Quindi stanno cercando una tecnologia tutta loro che li renda indipendenti dal resto del mondo?
Stanno facendo come con l’automobile: quando hanno capito che con l’endotermico non avrebbero mai colmato il gap sono andati sull’elettrico, concentrando risorse mostruose su questo, tanto che ora sono più avanti degli occidentali. Probabilmente stanno cercando di investire su tecnologie alternative, anche se nel frattempo hanno bisogno anche di rivolgersi alle aziende di altri Paesi.
La preoccupazione degli americani è essenzialmente militare? Oppure ci sono anche altri aspetti da tenere in considerazione?
Certamente c’è questo elemento, ma mi permetto di dire che gli americani non hanno la predisposizione culturale ad accettare altri soggetti che dialoghino alla pari con loro. Le cose vanno bene quando comandano loro e gli altri eseguono. A scanso di equivoci: sono filoamericano e filoccidentale, ma non mi pare che con questo atteggiamento stiamo ottenendo consensi come Occidente: i Paesi in via di sviluppo si stanno progressivamente spostando verso la Cina e la Russia. La democrazia è un attrattore modesto per molti di loro: per noi è il paradiso, ma dobbiamo capire che molte altre nazioni hanno bisogni basici, come mangiare e svilupparsi. Non ci si può arroccare dicendo che noi siamo il migliore dei mondi possibili.
In termini di scenario cosa ci dobbiamo aspettare? Gli americani continueranno a fare pressioni sui partner occidentali perché non collaborino con i cinesi?

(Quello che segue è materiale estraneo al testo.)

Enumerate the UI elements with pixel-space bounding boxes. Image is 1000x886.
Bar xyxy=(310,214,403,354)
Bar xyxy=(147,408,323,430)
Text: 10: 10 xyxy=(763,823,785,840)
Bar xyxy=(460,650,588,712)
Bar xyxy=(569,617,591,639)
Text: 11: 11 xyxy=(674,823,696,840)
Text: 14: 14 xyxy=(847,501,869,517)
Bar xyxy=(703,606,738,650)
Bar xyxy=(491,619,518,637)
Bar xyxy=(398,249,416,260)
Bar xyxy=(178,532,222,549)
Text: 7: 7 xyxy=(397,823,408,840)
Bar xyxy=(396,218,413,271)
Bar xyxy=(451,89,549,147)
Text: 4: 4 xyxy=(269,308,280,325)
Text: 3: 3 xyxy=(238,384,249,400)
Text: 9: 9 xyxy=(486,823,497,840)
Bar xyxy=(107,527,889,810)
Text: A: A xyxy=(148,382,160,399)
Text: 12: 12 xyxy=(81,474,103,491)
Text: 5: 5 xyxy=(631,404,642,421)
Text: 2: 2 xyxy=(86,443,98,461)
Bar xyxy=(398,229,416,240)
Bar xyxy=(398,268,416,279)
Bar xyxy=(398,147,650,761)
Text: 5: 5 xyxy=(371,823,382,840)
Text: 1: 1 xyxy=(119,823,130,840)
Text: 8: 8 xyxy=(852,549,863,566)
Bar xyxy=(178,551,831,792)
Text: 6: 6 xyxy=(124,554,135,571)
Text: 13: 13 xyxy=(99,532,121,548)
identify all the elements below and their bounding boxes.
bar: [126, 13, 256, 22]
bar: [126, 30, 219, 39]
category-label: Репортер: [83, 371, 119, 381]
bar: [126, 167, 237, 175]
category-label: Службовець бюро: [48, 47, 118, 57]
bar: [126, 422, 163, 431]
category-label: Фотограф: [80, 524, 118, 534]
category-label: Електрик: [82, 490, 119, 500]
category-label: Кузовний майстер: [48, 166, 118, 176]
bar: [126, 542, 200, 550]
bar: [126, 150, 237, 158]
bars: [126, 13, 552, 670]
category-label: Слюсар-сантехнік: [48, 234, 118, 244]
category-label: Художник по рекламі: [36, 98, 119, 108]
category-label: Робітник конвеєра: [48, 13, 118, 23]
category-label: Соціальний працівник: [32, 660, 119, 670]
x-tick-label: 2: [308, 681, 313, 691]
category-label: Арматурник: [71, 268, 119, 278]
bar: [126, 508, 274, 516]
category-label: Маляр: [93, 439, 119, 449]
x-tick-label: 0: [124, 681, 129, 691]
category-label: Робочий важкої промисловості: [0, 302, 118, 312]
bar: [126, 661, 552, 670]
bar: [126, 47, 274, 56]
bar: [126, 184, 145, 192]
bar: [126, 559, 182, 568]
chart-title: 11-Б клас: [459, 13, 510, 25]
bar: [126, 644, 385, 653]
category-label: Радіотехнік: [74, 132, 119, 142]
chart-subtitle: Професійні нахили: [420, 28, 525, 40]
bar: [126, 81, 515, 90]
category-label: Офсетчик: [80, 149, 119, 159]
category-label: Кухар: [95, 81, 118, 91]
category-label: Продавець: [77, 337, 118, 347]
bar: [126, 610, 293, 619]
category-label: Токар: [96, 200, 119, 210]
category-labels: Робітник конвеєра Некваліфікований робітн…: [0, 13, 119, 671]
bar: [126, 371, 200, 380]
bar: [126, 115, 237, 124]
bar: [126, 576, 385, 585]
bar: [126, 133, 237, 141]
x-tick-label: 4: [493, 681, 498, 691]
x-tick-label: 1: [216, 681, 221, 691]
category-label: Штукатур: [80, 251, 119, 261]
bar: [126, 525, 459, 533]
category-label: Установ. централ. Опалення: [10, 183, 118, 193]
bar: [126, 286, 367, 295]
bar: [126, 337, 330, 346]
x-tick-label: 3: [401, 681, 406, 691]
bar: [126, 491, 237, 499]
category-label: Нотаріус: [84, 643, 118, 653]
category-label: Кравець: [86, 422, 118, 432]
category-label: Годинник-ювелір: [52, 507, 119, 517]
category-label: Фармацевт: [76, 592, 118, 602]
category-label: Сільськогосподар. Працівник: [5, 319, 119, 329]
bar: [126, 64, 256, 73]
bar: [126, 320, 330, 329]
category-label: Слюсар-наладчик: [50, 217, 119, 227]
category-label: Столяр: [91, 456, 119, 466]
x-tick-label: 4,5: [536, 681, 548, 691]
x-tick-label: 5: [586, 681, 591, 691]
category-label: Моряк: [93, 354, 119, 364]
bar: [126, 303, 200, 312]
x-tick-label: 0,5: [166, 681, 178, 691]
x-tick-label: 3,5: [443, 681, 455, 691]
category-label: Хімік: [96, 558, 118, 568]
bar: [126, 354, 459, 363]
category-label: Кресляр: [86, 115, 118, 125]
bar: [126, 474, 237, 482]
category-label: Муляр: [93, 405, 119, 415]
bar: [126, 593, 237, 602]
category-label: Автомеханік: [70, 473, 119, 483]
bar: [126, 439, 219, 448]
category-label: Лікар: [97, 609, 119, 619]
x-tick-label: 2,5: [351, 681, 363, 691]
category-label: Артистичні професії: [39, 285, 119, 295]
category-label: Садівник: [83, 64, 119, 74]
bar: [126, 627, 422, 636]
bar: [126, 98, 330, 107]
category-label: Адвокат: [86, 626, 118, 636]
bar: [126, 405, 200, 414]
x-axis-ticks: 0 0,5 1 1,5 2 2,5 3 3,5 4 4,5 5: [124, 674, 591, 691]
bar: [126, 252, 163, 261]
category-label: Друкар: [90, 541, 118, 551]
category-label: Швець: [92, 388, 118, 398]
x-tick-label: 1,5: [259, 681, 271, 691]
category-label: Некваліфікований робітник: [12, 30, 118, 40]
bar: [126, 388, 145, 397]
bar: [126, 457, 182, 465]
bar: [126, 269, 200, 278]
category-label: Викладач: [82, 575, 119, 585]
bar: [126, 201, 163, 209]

Se gli USA vanno in mano a Trump, l’Europa esploderà. Mentre tiene banco il tema dei dazi europei sulle vetture elettriche cinesi, il ministro dell’Economia tedesco è andato subito a Pechino. E la Cina finora ha solo fatto finta di mettere qualche dazio, irrilevante, sulla carne di maiale. Se li mettesse sulle automobili, la Germania esploderebbe, se li mettesse sul lusso, la stessa sorte toccherebbe alla Francia. È bello parlare di valori ma poi le persone devono mangiare. Se vanno in crisi settori che danno da vivere a milioni di persone, la tenuta dei governi è a rischio, con forze estremiste che in ciascun Paese potrebbero prendere il consenso. È una dinamica quasi ingegneristica: se la pressione che si sta esercitando sull’Europa cresce ulteriormente, con l’arrivo di Trump e i dazi cinesi, chi ne farà le spese sarà il costrutto europeo.